Als Tamsin
heute Früh in ihrer Maßnahme ankam, stand sogleich das Thema Arbeitszeiten auf
den Plan. Sie muss zusammen mit drei anderen in Vollzeit dableiben, während
alle anderen der zehn Teilnehmer früher gehen dürfen. Zudem sind die beiden
anderen junge Menschen in Tamsins Alter. Jedoch scheint sie sich mit denen nicht
ganz so gut zu verstehen, wie das oft bei jungen Menschen so ist. Tamsin will
nicht behaupten, diese Leute seien Kindisch. Nur… „Eine junge Dame hat in der
Pause das Wort „Nippel“ auf einen Zettel geschrieben und ihn grinsend den
anderen gezeigt, die daraufhin aufgeblickt und ebenfalls in Kichern
ausgebrochen sind.“ Zunächst dachte Tamsin, der Witz würde auf ihre Kosten
gehen. Unauffällig schaute sie auf ihre Brust. Nichts Auffälliges zu sehen. Gegen
ihren Willen grübelt Tamsin darüber nach, worum es dabei wohl gehen könnte. „Das
letzte Mal habe ich über so etwas gelacht, da war ich in der Grundschule!“
Diese Grübelei
lenkt sie kurzzeitig von anderen Sorgen ab. Unzufriedenheit, Traurigkeit und Gleichgültigkeit
fechten in ihrer Seele einen erbitterten Kampf aus. Jedes Mal, wenn sie zur
Tafel sieht und ihren Namen in der Vollzeit-Liste liest, explodieren kalte
Schauder in ihrem Magen. Ihre Stimmung ist im Keller. „Was solls.“
Nach der
morgendlichen Besprechung – Küche und Verkauf stehen in dieser Maßnahme im
Vordergrund – gingen alle in den Computerraum, um nach Rezepten zu suchen. Schließlich
müssen die Schulklassen, die demnächst ebenfalls in die Einrichtung kommen, um
dort eine berufsvorbereitende Maßnahme zu absolvieren, ja etwas essen! Trotz typischer
Computerpannen – der Drucker/Netzwerk funktioniert nicht – hat Tamsin einige leckere
Rezepte herausgesucht. Wraps, Smoothies.
Später wird
dann gefragt, wer bei der Zubereitung helfen möchte. Das allgemeine Interesse
ist gering. Doch obwohl Tamsin den Küchenbereich nicht besonders gut leiden
kann, wäre sie innerlich nicht abgeneigt, sich an neuen Rezepten zu versuchen,
damit sie später, wenn sie einmal eine eigene Küche haben sollte, wenigstens
etwas Gutes kann!
Dennoch
meldet sie sich nicht. Frustriert über ihren eigenen Unmut starrt sie auf ihre
Hände. Am Tag zuvor hatte sie sich an einer Postkarte geschnitten und die
Stelle fängt andauernd an zu bluten. Aber es tat nicht weh. „Warum tut es nicht
weh?“ Tamsin ist bedrückt. Die Chance, etwas Gutes zu kochen zu lernen wird
sich ihr nie wieder bieten. Aber letztlich ist es ihr auch egal. Sie kann keine
Freude empfinden. Sie starrt auf ihren Blutverschmierten Fingernagel, während
die anderen lachen und sich unterhalten. Gerne würde sie lachen. Stattdessen blinzelt
sie aufsteigende Tränen fort. Deprimierende Gedanken bezwingen jegliche Freude.

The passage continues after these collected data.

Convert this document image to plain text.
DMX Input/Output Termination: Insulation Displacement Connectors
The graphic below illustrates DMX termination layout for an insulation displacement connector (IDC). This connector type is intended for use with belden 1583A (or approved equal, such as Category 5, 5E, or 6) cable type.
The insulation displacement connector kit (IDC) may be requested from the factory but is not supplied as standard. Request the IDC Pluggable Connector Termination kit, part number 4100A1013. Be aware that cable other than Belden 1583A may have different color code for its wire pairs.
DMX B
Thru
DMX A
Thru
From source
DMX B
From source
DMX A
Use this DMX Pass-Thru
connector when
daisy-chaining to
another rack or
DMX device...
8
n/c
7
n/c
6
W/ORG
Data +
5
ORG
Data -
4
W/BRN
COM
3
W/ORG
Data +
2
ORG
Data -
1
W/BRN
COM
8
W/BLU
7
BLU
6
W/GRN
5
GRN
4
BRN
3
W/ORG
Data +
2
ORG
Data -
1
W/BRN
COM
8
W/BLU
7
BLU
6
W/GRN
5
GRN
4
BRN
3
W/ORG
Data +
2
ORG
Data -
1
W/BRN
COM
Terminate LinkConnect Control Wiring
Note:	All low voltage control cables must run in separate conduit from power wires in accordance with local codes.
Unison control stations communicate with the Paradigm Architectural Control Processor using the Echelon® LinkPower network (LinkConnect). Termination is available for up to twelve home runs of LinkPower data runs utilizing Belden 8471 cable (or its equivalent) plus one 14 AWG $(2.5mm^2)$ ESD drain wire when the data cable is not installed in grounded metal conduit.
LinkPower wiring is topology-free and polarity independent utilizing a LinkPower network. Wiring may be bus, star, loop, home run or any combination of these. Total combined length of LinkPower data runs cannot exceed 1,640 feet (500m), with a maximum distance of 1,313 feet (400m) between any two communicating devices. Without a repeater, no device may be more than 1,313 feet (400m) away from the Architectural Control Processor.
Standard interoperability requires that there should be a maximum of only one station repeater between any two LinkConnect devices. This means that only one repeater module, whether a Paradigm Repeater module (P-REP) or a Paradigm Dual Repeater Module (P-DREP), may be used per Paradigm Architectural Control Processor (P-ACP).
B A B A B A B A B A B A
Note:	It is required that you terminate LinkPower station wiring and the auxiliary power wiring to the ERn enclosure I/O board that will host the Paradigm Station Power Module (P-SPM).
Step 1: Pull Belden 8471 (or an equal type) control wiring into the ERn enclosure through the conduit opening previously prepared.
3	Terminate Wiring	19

Sie findet es seltsam, beinahe ironisch, dass sie ausgerechnet in der Maßnahme,
die ihre Angst vor dem Zeitverlust vor zehn Jahren ausgelöst hat, zum ersten
Mal seit daher mit Vollzeit konfrontiert wird. Derselbe Name. Junge, kindische
Menschen. Küche.
Heute war
wieder früh Schluss. Jedoch war der Aufbruch zu spät. Der Bus kam drei Minuten
zu früh – und er fuhr geradewegs an Tamsin und den anderen Mitfahrern
vorbei. Ein Zebrastreifen und
zehn Meter Fußweg zu viel! Wütend entscheidet sie sich, nicht zurückzugehen und
auf den nächsten Bus in der Maßnahme zu warten, sondern geht mit den anderen zu
Fuß. In ihrer momentanen Gleichgültigkeitsphase war ihr sogar die eine Stunde
egal, die sie nun dadurch verloren hatte. Auf dem Weg grübelt sie weiter über
Dinge nach, die ein Mensch niemals aussprechen sollte. Der Marsch tat gut. Die
Windrichtung dagegen weniger. Denn bis der nächste Bus kam dauerte es noch eine
knappe halbe Stunde, in der sie sich von den Rauchern noch einmal ordenlich
vollstinkern lassen durfte.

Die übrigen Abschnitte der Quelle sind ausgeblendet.